“這個嘛……我的意思其實是滇省的發展道路,可以為自治州的發展道路提供一些借鑒,或者說具備極大的耦合性,道路建設好以后,完全可以形成一些旅游項目上的聯動,借勢而為。”
“就怕這個勢也不太好借啊。”李玉堂不知不覺地把周至當做一個共同事業的同齡人聊了起來:“州里沒有這個財力,省里……也不見得會同意我們的想法。”
“也是,不先做出點成績來讓上面看見,也就很難幫助上面下決心。”周至對此表示認可。
“多跟周至學學。”李玉堂立馬就對吳仁中說道:“周至比你更像體制里的人,仁中你平時也要多悟悟這些方面。”
吳仁中好無辜,你們談得開心就開心,沒事兒踩我干啥?
“其實我還有一個想法。”周至說道:“咱們自治州,還有一項獨立優勢。”
“什么優勢?”
“機場,航空線路。”周至說道:“渡口市目前還沒有機場,而自治州有,那么自治州其實完全可以成為蜀中的西南空港,同時為兩個城市服務。如果把這個概念提出來,那么一條連接渡口與自治州的高水準道路,是不是就勢在必行了?”

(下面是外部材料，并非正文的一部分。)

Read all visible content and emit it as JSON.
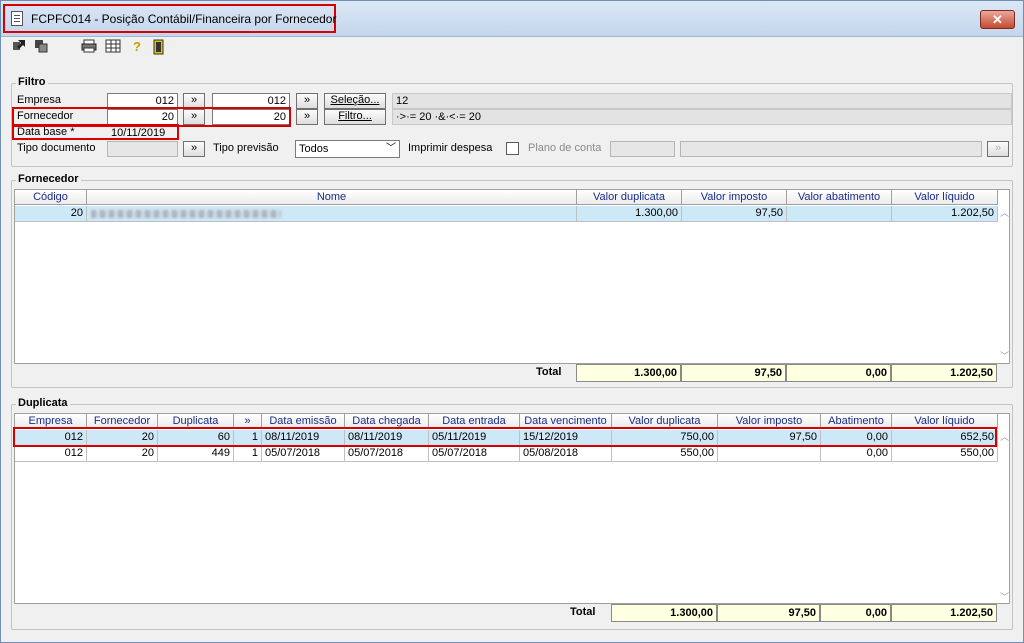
{
  "window": {
    "title": "FCPFC014 - Posição Contábil/Financeira por Fornecedor",
    "close_label": "✕"
  },
  "filtro": {
    "group_label": "Filtro",
    "empresa_label": "Empresa",
    "empresa_from": "012",
    "empresa_to": "012",
    "fornecedor_label": "Fornecedor",
    "fornecedor_from": "20",
    "fornecedor_to": "20",
    "range_btn": "»",
    "selecao_btn": "Seleção...",
    "filtro_btn": "Filtro...",
    "selecao_value": "12",
    "filtro_value": "·>·= 20 ·&·<·= 20",
    "data_base_label": "Data base *",
    "data_base_value": "10/11/2019",
    "tipo_documento_label": "Tipo documento",
    "tipo_previsao_label": "Tipo previsão",
    "tipo_previsao_value": "Todos",
    "imprimir_despesa_label": "Imprimir despesa",
    "plano_conta_label": "Plano de conta",
    "plano_btn": "»"
  },
  "fornecedor": {
    "group_label": "Fornecedor",
    "headers": [
      "Código",
      "Nome",
      "Valor duplicata",
      "Valor imposto",
      "Valor abatimento",
      "Valor líquido"
    ],
    "rows": [
      {
        "codigo": "20",
        "valor_duplicata": "1.300,00",
        "valor_imposto": "97,50",
        "valor_abatimento": "",
        "valor_liquido": "1.202,50"
      }
    ],
    "total_label": "Total",
    "totals": [
      "1.300,00",
      "97,50",
      "0,00",
      "1.202,50"
    ]
  },
  "duplicata": {
    "group_label": "Duplicata",
    "headers": [
      "Empresa",
      "Fornecedor",
      "Duplicata",
      "»",
      "Data emissão",
      "Data chegada",
      "Data entrada",
      "Data vencimento",
      "Valor duplicata",
      "Valor imposto",
      "Abatimento",
      "Valor líquido"
    ],
    "rows": [
      [
        "012",
        "20",
        "60",
        "1",
        "08/11/2019",
        "08/11/2019",
        "05/11/2019",
        "15/12/2019",
        "750,00",
        "97,50",
        "0,00",
        "652,50"
      ],
      [
        "012",
        "20",
        "449",
        "1",
        "05/07/2018",
        "05/07/2018",
        "05/07/2018",
        "05/08/2018",
        "550,00",
        "",
        "0,00",
        "550,00"
      ]
    ],
    "total_label": "Total",
    "totals": [
      "1.300,00",
      "97,50",
      "0,00",
      "1.202,50"
    ]
  }
}
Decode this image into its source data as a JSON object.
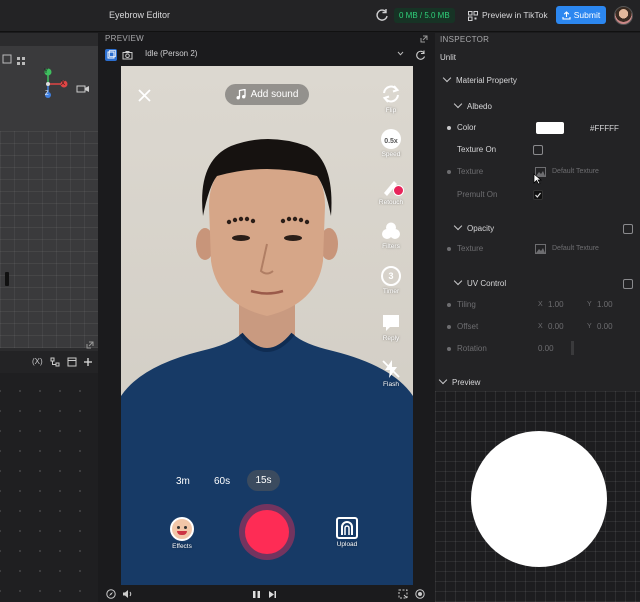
{
  "app": {
    "title": "Eyebrow Editor"
  },
  "topbar": {
    "storage": "0 MB / 5.0 MB",
    "preview_in_tiktok": "Preview in TikTok",
    "submit": "Submit"
  },
  "left_panel": {
    "axis_labels": {
      "y": "Y",
      "x": "X",
      "z": "Z"
    },
    "toolbar_label": "(X)"
  },
  "preview": {
    "header": "PREVIEW",
    "mode": "Idle (Person 2)",
    "phone": {
      "add_sound": "Add sound",
      "side_buttons": [
        "Flip",
        "Speed",
        "Retouch",
        "Filters",
        "Timer",
        "Reply",
        "Flash"
      ],
      "speed_badge": "0.5x",
      "timer_badge": "3",
      "durations": [
        "3m",
        "60s",
        "15s"
      ],
      "selected_duration": "15s",
      "effects": "Effects",
      "upload": "Upload"
    }
  },
  "inspector": {
    "header": "INSPECTOR",
    "material_name": "Unlit",
    "sections": {
      "material_property": "Material Property",
      "albedo": "Albedo",
      "opacity": "Opacity",
      "uv_control": "UV Control",
      "preview": "Preview"
    },
    "albedo": {
      "color_label": "Color",
      "color_value": "#FFFFF",
      "color_swatch": "#ffffff",
      "texture_on_label": "Texture On",
      "texture_label": "Texture",
      "texture_value": "Default Texture",
      "premult_label": "Premult On"
    },
    "opacity": {
      "texture_label": "Texture",
      "texture_value": "Default Texture"
    },
    "uv": {
      "tiling_label": "Tiling",
      "tiling_x": "1.00",
      "tiling_y": "1.00",
      "offset_label": "Offset",
      "offset_x": "0.00",
      "offset_y": "0.00",
      "rotation_label": "Rotation",
      "rotation_value": "0.00",
      "x": "X",
      "y": "Y"
    }
  },
  "colors": {
    "accent": "#2c87f0",
    "record": "#fe2c55",
    "storage_green": "#2fd07a"
  }
}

“對呀,渡口到昆都的距離三百公里,到邛州的距離一百五十公里,但是渡口雖然屬于蜀省,然而那里的人要坐飛機,卻都寧愿跨省去昆都坐。這種現象較明顯不正常。”周至說道。
“可是僅僅以航空客流為理由,是不是過于牽強了一點?”李玉堂覺得今天好神奇,怎么就和一個初次見面的大學生聊到這兒來了,然而還感覺很合理,這個大學生已經開始讓他有點驚喜了。
現在到處都在強調干部的年輕化,知識化,李玉堂自己也是這個國家政策的受益者之一,因此倒也喜歡進行這樣的“頭腦風暴”,并不特別計較周至本身的身份。
“其實在我看來,航空除了滿足迅速的客流需求以外,對于需要迅速運輸的貨流也是有極大好處的。”周至說道:“比如現在的蜀都空港周邊,海鮮生鮮市場和粵式酒樓就非常的火爆,都是經營從海邊空運過來的海產,如龍蝦,海參,扇貝,海魚這些。”
“你這就把玩笑開大了。”李玉堂說道:“就自治州這消費水平,不能指望再把蜀都空港的海鮮拉到自治州來開海鮮大酒樓吧?”
“我當然不是這個意思。”周至都給李玉堂這想法逗樂了:“我的意思,是可以把涼山州和渡口市的生鮮,通過航運往蜀都拉啊!”
“自治州有這樣的生鮮?”李玉堂硬是給周至整楞了:“按照我不成熟的理解來看啊,必須是單體價格高昂,經濟附加值高,對保存時限比較短的這類商品,才能通過航空貨運的路子掙錢吧?”
“我們的邛海里那些水產,外地都有,唯一有點價值的就是銀魚了,可是邛海的銀魚,那也是從太湖引進來的品種呀。”